= Compound of twelve pentagonal antiprisms with rotational freedom =

Polyhedral compound

Compound of twelve pentagonal antiprisms with rotational freedom
| Type | Uniform compound |
| Index | UC_{26} |
| Polyhedra | 12 pentagonal antiprisms |
| Faces | 120 triangles, 24 pentagons |
| Edges | 240 |
| Vertices | 120 |
| Symmetry group | icosahedral (I_{h}) |
| Subgroup restricting to one constituent | 10-fold improper rotation (S_{10}) |

This uniform polyhedron compound is a symmetric arrangement of 12 pentagonal antiprisms.
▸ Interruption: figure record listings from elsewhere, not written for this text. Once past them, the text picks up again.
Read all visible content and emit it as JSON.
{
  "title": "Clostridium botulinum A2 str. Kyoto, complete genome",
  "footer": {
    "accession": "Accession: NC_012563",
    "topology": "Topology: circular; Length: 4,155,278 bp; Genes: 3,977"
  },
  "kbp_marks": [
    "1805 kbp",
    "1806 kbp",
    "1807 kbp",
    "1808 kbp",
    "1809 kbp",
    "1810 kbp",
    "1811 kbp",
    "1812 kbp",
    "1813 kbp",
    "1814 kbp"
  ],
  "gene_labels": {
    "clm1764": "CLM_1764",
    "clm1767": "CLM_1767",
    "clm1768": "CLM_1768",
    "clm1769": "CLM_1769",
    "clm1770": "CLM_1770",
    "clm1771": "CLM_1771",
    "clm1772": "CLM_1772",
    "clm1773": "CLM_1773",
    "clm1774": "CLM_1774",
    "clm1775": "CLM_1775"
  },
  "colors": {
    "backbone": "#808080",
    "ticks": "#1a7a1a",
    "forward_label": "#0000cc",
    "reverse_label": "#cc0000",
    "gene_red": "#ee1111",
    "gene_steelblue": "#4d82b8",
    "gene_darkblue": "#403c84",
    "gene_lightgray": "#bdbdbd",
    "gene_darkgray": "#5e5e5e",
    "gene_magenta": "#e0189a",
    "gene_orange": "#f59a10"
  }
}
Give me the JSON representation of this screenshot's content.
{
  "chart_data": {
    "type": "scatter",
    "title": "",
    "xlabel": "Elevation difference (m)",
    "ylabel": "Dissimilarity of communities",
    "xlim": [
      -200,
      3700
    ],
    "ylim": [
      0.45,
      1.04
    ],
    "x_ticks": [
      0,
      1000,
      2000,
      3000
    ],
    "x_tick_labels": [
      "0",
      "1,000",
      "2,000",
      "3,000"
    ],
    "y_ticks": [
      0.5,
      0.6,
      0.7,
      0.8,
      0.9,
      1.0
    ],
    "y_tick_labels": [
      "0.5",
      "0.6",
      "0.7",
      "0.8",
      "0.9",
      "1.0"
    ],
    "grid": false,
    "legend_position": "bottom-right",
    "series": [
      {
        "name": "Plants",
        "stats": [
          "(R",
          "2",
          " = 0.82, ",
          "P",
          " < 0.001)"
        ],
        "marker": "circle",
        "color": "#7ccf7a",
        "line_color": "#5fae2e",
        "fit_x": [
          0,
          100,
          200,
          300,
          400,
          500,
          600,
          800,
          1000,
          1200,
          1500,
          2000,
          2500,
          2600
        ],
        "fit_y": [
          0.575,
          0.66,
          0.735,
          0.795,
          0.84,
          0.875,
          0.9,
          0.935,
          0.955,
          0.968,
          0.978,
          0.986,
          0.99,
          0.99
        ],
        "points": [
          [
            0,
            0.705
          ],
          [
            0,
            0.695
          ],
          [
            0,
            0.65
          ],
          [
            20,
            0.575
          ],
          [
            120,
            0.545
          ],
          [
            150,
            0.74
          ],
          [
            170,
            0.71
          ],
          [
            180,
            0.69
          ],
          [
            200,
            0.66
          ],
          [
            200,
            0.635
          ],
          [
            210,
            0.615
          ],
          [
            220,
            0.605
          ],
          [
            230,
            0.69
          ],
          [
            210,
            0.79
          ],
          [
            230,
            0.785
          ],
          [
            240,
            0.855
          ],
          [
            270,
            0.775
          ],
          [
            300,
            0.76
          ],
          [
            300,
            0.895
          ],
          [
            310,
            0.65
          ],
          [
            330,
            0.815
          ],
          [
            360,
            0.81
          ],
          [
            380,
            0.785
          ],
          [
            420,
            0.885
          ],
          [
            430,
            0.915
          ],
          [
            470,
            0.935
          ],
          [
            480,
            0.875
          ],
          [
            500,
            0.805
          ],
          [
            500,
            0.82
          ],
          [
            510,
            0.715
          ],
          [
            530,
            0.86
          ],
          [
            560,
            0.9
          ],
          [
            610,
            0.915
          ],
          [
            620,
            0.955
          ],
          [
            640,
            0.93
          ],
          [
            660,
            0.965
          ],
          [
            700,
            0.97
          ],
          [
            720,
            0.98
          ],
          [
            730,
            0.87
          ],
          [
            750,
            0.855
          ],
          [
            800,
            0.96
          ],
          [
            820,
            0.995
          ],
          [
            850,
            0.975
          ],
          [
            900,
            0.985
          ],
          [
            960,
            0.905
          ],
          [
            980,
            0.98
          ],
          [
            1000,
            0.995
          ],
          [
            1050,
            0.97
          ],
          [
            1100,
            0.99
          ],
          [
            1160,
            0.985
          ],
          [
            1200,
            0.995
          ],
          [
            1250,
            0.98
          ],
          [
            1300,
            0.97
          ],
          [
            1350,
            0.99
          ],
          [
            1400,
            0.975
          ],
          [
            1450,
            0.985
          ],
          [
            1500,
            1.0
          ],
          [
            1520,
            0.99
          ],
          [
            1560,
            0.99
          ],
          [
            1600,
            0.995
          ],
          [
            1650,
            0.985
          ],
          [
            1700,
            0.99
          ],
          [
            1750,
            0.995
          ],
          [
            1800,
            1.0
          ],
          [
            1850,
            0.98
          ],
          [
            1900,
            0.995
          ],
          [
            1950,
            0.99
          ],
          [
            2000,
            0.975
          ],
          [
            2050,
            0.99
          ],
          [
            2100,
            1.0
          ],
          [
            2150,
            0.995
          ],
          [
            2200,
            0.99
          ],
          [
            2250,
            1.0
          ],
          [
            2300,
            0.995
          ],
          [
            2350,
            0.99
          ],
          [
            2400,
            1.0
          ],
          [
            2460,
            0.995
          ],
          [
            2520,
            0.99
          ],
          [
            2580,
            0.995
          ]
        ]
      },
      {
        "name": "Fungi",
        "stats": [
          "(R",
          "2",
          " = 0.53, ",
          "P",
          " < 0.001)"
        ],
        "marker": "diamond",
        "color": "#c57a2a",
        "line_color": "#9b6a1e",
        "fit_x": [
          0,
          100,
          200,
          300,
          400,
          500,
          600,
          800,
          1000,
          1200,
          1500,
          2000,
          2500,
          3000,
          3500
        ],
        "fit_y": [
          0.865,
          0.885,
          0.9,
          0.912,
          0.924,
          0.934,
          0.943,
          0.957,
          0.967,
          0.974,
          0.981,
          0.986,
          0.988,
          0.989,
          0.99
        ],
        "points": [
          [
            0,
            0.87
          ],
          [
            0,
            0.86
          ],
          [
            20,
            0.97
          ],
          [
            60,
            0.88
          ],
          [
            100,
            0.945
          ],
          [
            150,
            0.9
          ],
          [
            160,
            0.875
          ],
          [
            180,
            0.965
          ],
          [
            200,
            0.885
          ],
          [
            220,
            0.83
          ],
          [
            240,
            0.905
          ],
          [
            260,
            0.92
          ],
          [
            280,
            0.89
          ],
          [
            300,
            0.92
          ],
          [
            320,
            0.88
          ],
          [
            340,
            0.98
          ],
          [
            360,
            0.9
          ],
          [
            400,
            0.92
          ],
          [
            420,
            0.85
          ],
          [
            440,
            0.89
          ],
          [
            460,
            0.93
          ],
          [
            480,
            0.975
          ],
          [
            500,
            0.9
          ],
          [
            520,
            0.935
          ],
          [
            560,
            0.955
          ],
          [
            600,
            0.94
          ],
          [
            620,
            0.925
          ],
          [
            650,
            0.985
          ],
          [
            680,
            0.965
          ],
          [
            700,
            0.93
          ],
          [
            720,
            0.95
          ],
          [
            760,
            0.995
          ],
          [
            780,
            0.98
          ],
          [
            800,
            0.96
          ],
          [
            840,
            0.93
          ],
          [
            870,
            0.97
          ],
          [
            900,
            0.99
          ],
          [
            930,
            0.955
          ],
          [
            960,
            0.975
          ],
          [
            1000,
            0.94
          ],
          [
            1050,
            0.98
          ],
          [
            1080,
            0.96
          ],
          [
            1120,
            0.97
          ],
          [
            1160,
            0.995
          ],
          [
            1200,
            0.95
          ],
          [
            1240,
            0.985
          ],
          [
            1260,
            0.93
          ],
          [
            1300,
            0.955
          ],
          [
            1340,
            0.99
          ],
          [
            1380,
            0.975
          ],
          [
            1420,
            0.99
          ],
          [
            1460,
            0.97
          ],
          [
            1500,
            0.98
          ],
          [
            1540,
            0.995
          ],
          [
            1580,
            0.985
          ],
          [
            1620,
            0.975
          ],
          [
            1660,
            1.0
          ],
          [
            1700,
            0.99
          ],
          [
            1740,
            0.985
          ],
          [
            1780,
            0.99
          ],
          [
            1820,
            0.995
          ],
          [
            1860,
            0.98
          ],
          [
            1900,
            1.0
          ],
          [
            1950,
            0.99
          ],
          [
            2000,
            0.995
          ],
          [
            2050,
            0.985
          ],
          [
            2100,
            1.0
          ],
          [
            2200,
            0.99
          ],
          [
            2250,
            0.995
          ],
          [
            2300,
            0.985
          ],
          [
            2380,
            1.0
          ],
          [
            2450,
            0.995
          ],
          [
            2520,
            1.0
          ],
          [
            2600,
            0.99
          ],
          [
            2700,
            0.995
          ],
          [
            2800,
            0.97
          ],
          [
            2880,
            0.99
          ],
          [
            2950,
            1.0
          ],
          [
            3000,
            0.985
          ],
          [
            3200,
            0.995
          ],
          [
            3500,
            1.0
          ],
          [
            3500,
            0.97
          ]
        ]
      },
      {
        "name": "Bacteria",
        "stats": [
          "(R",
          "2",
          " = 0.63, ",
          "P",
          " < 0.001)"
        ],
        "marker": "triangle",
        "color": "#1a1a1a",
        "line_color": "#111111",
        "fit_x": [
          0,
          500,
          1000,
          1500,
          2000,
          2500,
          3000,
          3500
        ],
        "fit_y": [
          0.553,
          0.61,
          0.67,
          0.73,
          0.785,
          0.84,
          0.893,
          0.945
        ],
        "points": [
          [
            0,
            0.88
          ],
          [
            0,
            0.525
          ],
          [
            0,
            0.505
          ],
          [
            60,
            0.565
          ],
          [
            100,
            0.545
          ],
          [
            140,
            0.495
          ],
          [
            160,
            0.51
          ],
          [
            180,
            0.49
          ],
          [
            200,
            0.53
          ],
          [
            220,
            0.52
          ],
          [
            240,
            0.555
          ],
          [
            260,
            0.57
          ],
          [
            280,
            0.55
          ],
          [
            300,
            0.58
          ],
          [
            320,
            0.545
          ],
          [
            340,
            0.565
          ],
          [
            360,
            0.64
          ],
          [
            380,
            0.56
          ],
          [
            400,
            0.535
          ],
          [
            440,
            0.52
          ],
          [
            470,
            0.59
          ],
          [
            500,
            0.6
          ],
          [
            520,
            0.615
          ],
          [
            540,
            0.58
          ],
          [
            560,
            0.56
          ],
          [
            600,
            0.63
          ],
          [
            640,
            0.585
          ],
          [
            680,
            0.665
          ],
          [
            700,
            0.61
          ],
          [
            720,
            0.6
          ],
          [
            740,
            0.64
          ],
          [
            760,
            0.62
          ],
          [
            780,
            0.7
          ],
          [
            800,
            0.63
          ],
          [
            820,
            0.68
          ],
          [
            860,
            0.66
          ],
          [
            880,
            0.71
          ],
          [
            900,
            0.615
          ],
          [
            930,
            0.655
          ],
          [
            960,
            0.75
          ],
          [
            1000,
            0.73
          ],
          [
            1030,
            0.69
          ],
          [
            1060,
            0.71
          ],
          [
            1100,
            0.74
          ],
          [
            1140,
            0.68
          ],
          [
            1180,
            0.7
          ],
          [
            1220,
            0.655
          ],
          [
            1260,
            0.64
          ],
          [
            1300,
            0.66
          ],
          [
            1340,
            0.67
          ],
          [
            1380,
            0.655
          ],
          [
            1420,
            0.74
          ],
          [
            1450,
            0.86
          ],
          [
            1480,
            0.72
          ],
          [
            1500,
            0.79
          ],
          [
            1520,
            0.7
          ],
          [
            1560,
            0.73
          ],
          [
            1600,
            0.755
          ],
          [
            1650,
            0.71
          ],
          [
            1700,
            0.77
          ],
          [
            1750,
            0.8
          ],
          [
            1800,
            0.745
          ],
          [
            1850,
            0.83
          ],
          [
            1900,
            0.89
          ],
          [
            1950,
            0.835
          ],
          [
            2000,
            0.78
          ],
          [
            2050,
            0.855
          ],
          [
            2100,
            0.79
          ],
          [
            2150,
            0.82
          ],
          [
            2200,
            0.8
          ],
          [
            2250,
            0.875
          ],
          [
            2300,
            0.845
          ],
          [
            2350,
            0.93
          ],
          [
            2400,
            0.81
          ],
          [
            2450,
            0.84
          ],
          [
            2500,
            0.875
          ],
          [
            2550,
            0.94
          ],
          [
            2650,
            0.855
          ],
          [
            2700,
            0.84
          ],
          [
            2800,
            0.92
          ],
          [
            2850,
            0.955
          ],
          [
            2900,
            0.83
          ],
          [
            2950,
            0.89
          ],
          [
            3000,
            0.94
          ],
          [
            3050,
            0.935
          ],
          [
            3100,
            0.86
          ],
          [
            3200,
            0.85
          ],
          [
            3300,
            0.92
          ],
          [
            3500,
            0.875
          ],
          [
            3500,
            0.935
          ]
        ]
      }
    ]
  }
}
It can be constructed by inscribing one pair of pentagonal antiprisms within an icosahedron, in each of the six possible ways, and then rotating each by an equal and opposite angle θ.

When θ is 36 degrees, the antiprisms coincide in pairs to yield (two superimposed copies of) the compound of six pentagonal antiprisms (without rotational freedom).

This compound shares its vertices with the compound of twelve pentagrammic crossed antiprisms with rotational freedom.

== Cartesian coordinates ==
Cartesian coordinates for the vertices of this compound are all the cyclic permutations of

 (±(2τ−1−(2τ+4)cos θ), ±2(√(5τ+10))sin θ, ±(τ+2+(4τ−2)cos θ))
 (±(2τ−1−(2τ−1)cos θ−τ(√(5τ+10))sin θ), ±(−5τcos θ+τ^{−1}(√(5τ+10))sin θ),
 ±(τ+2+(3−τ)cos θ+(√(5τ+10))sin θ))
 (±(2τ−1+(1+3τ)cos θ−(√(5τ+10))sin θ), ±(−5cos θ−τ(√(5τ+10))sin θ),
 ±(τ+2−(τ+2)cos θ+τ^{−1}(√(5τ+10))sin θ))
 (±(2τ−1+(1+3τ)cos θ+(√(5τ+10))sin θ), ±(5cos θ−τ(√(5τ+10))sin θ),
 ±(τ+2−(τ+2)cos θ−τ^{−1}(√(5τ+10))sin θ))
 (±(2τ−1−(2τ−1)cos θ+τ(√(5τ+10))sin θ), ±(5τcos θ+τ^{−1}(√(5τ+10))sin θ),
 ±(τ+2+(3−τ)cos θ−(√(5τ+10))sin θ))

where τ = (1+√5)/2 is the golden ratio (sometimes written φ).